Sou talvez o único brasileiro (sem contar um ou outro índio ianomami) que não viu "Titanic".
Os motivos da recusa não foram ideológicos, mas bem prosaicos.
Primeiro, as filas. Só encaro filas com mais de dez pessoas para ver uma final ou pagar conta atrasada.
Segundo, o horário das sessões. Que fazer? Sair de casa no meio da tarde para pegar a sessão das 18h ou pegar a das 21h30 (e jantar tarde, ter pesadelos e me xingar no dia seguinte)?
Sim, claro, há o fim-de-semana. Um jeito de matar dois coelhos: ver o filme e sair com o filho de 7 anos. É aqui que essa crônica ganha ares de reportagem-denúncia.
Fui com meu filho num sábado ao Astor e entrei numa fila quilométrica. Na bilheteria me informaram que meu filho não poderia entrar, porque o filme era para maiores de 12 anos.
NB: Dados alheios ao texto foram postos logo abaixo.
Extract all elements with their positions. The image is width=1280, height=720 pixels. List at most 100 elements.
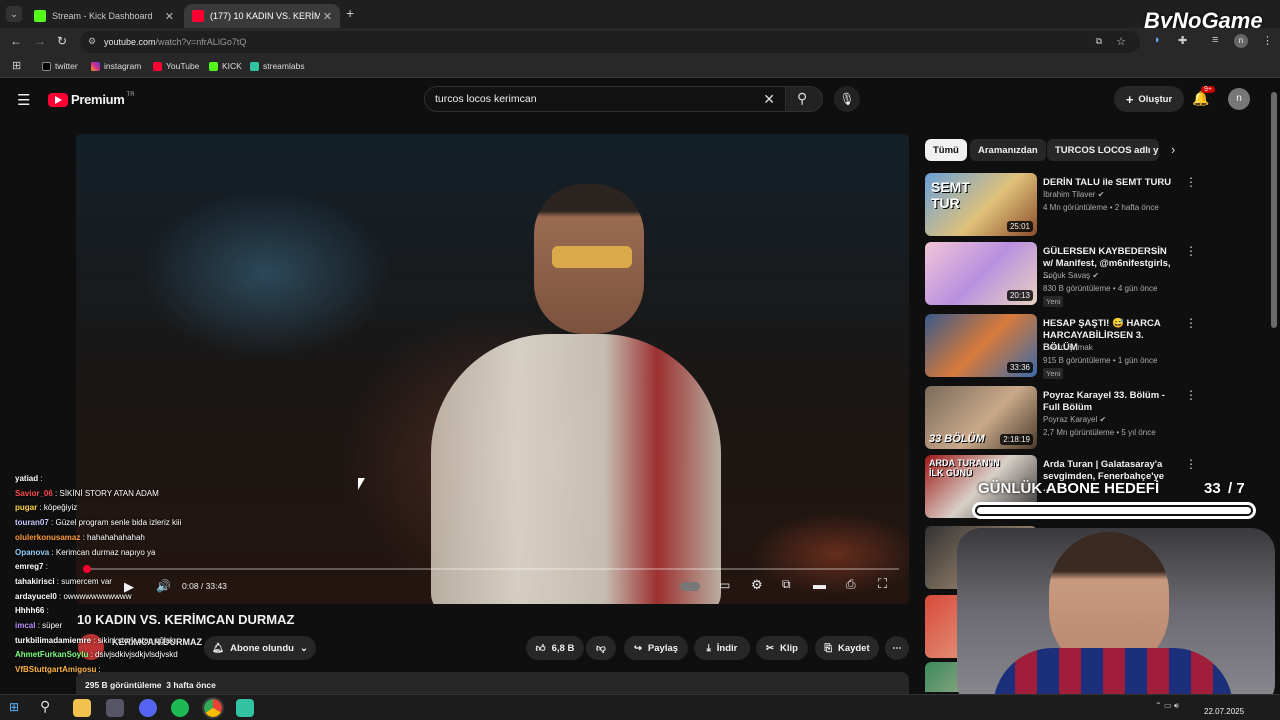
subtitles-icon[interactable]: ▭ (719, 578, 730, 592)
more-actions-button[interactable]: ⋯ (885, 636, 909, 660)
site-info-icon[interactable]: ⚙ (88, 36, 96, 47)
new-badge: Yeni (1043, 368, 1064, 379)
chrome-icon[interactable] (202, 697, 224, 719)
back-icon[interactable]: ← (10, 34, 22, 48)
player-progress-track[interactable] (86, 568, 899, 570)
channel-name[interactable]: İbrahim Tilaver ✔ (1043, 190, 1104, 199)
close-tab-icon[interactable]: ✕ (323, 10, 332, 23)
tab-search-icon[interactable]: ⌄ (6, 6, 22, 22)
search-button[interactable]: ⚲ (785, 86, 823, 112)
list-item[interactable]: 33:36 HESAP ŞAŞTI! 😅 HARCA HARCAYABİLİRS… (925, 314, 1197, 379)
miniplayer-icon[interactable]: ⧉ (782, 577, 791, 592)
menu-kebab-icon[interactable]: ⋮ (1262, 34, 1273, 47)
bookmark-star-icon[interactable]: ☆ (1116, 35, 1126, 48)
search-icon[interactable]: ⚲ (40, 698, 50, 715)
clip-button[interactable]: ✂ Klip (756, 636, 808, 660)
subscribe-button[interactable]: 🔔︎ Abone olundu ⌄ (204, 636, 316, 660)
app-icon[interactable] (106, 699, 124, 717)
description-box[interactable]: 295 B görüntüleme 3 hafta önce (76, 672, 909, 694)
reading-list-icon[interactable]: ≡ (1212, 34, 1218, 46)
chip-turcos-locos[interactable]: TURCOS LOCOS adlı yük (1047, 139, 1159, 161)
channel-name[interactable]: Orkun Işıtmak (1043, 343, 1093, 352)
tab-youtube-video[interactable]: (177) 10 KADIN VS. KERİMCAN ✕ (184, 4, 340, 28)
notifications-button[interactable]: 🔔 9+ (1192, 86, 1215, 107)
theater-mode-icon[interactable]: ▬ (813, 577, 826, 592)
file-explorer-icon[interactable] (73, 699, 91, 717)
apps-grid-icon[interactable]: ⊞ (12, 59, 21, 72)
chip-from-search[interactable]: Aramanızdan (970, 139, 1046, 161)
browser-tab-bar: ⌄ Stream - Kick Dashboard ✕ (177) 10 KAD… (0, 0, 1280, 28)
voice-search-button[interactable]: 🎙 (834, 86, 860, 112)
youtube-premium-logo[interactable]: Premium TR (48, 92, 135, 107)
bookmark-kick[interactable]: KICK (209, 61, 242, 71)
url-host: youtube.com (104, 37, 156, 47)
chat-message: ardayucel0 : owwwwwwwwwww (15, 592, 131, 601)
player-scrubber[interactable] (83, 565, 91, 573)
video-player[interactable]: ▶ 🔊 0:08 / 33:43 ▭ ⚙ ⧉ ▬ ⎙ ⛶ (76, 134, 909, 604)
more-vert-icon[interactable]: ⋮ (1185, 316, 1197, 330)
spotify-icon[interactable] (171, 699, 189, 717)
bookmark-instagram[interactable]: instagram (91, 61, 141, 71)
dislike-button[interactable]: 👎︎ (586, 636, 616, 660)
tab-kick-dashboard[interactable]: Stream - Kick Dashboard ✕ (26, 4, 182, 28)
like-button[interactable]: 👍︎ 6,8 B (526, 636, 584, 660)
autoplay-toggle[interactable] (680, 582, 700, 591)
more-vert-icon[interactable]: ⋮ (1185, 244, 1197, 258)
video-thumbnail[interactable]: 33 BÖLÜM 2:18:19 (925, 386, 1037, 449)
share-button[interactable]: ↪ Paylaş (624, 636, 688, 660)
volume-icon[interactable]: 🔊 (156, 579, 171, 593)
chat-username: turkbilimadamiemre (15, 635, 92, 645)
close-tab-icon[interactable]: ✕ (165, 10, 174, 23)
page-scrollbar[interactable] (1271, 92, 1277, 328)
address-bar[interactable]: ⚙ youtube.com /watch?v=nfrALlGo7tQ ⧉ ☆ (80, 31, 1140, 53)
video-thumbnail[interactable]: 20:13 (925, 242, 1037, 305)
channel-name[interactable]: Poyraz Karayel ✔ (1043, 415, 1106, 424)
chat-username: Savior_06 (15, 488, 53, 498)
bookmark-streamlabs[interactable]: streamlabs (250, 61, 305, 71)
forward-icon[interactable]: → (34, 34, 46, 48)
hamburger-menu-icon[interactable]: ☰ (17, 91, 30, 109)
video-title[interactable]: Poyraz Karayel 33. Bölüm - Full Bölüm (1043, 390, 1173, 414)
clear-search-icon[interactable]: ✕ (763, 91, 775, 108)
download-button[interactable]: ⤓ İndir (694, 636, 750, 660)
windows-start-icon[interactable]: ⊞ (9, 700, 19, 714)
more-vert-icon[interactable]: ⋮ (1185, 388, 1197, 402)
goal-label: GÜNLÜK ABONE HEDEFİ (978, 480, 1160, 497)
bookmark-youtube[interactable]: YouTube (153, 61, 199, 71)
video-thumbnail[interactable]: 33:36 (925, 314, 1037, 377)
chevron-right-icon[interactable]: › (1171, 142, 1175, 157)
like-count: 6,8 B (551, 642, 575, 654)
channel-name[interactable]: Soğuk Savaş ✔ (1043, 271, 1099, 280)
streamlabs-icon[interactable] (236, 699, 254, 717)
x-logo-icon (42, 61, 51, 71)
discord-icon[interactable] (139, 699, 157, 717)
account-avatar[interactable]: n (1228, 88, 1250, 110)
profile-avatar[interactable]: n (1234, 34, 1248, 48)
chat-message: Hhhh66 : (15, 606, 49, 615)
save-button[interactable]: ⎘ Kaydet (815, 636, 879, 660)
search-input[interactable]: turcos locos kerimcan ✕ (424, 86, 786, 112)
puzzle-extensions-icon[interactable]: ✚ (1178, 34, 1187, 47)
more-vert-icon[interactable]: ⋮ (1185, 175, 1197, 189)
bookmark-twitter[interactable]: twitter (42, 61, 78, 71)
create-button[interactable]: + Oluştur (1114, 86, 1184, 112)
chip-all[interactable]: Tümü (925, 139, 967, 161)
reload-icon[interactable]: ↻ (57, 34, 67, 48)
goal-target: / 7 (1228, 480, 1245, 497)
list-item[interactable]: SEMT TUR 25:01 DERİN TALU ile SEMT TURU İ… (925, 173, 1197, 237)
extension-icon[interactable]: ◗ (1154, 34, 1161, 46)
more-vert-icon[interactable]: ⋮ (1185, 457, 1197, 471)
tray-icons[interactable]: ⌃ ▭ 🔊︎ (1155, 701, 1179, 711)
fullscreen-icon[interactable]: ⛶ (878, 576, 887, 592)
video-thumbnail[interactable]: SEMT TUR 25:01 (925, 173, 1037, 236)
share-label: Paylaş (647, 642, 679, 654)
list-item[interactable]: 20:13 GÜLERSEN KAYBEDERSİN w/ Manifest, … (925, 242, 1197, 307)
video-title[interactable]: DERİN TALU ile SEMT TURU (1043, 177, 1173, 189)
install-app-icon[interactable]: ⧉ (1096, 36, 1102, 47)
verified-icon: ✔ (1092, 271, 1100, 280)
list-item[interactable]: 33 BÖLÜM 2:18:19 Poyraz Karayel 33. Bölü… (925, 386, 1197, 450)
new-tab-icon[interactable]: + (346, 5, 354, 21)
cast-icon[interactable]: ⎙ (846, 577, 856, 592)
video-frame-sunglasses (552, 246, 632, 268)
settings-gear-icon[interactable]: ⚙ (751, 577, 763, 593)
Lucas protestou: "Mas meus colegas todos já viram". E a bilheteira, abrindo um sorriso debilóide: "É só durante a semana que pode, meu fofo".
Percebem a jogada? Durante a semana, havia uns lugares ociosos no cinema, sobretudo nas sessões da tarde, então "vinde a nós as criancinhas". No fim-de-semana, as crianças tornavam-se indesejáveis, logo, "cumpra-se a lei".
Eu tinha duas opções. 1. Fazer meu filho cabular aula para ver "Titanic". Recusada. 2. Trair meu filho e ver sozinho. Nem pensar.
Mas no tempo em que fiquei na fila ouvi a história do "Titanic" contada várias vezes. Sei que mocinho bonito e pobre ama mocinha bonita e rica e morre no fim, como aliás quase todo mundo.
Ouvi também uma garota dizer ao namorado: "Eles merecem esse sucesso, né? Afinal, gastaram US$ 200 milhões".
É isso aí. Agora com o vídeo vou poder cumprir o dever cívico de dar uma força a "eles".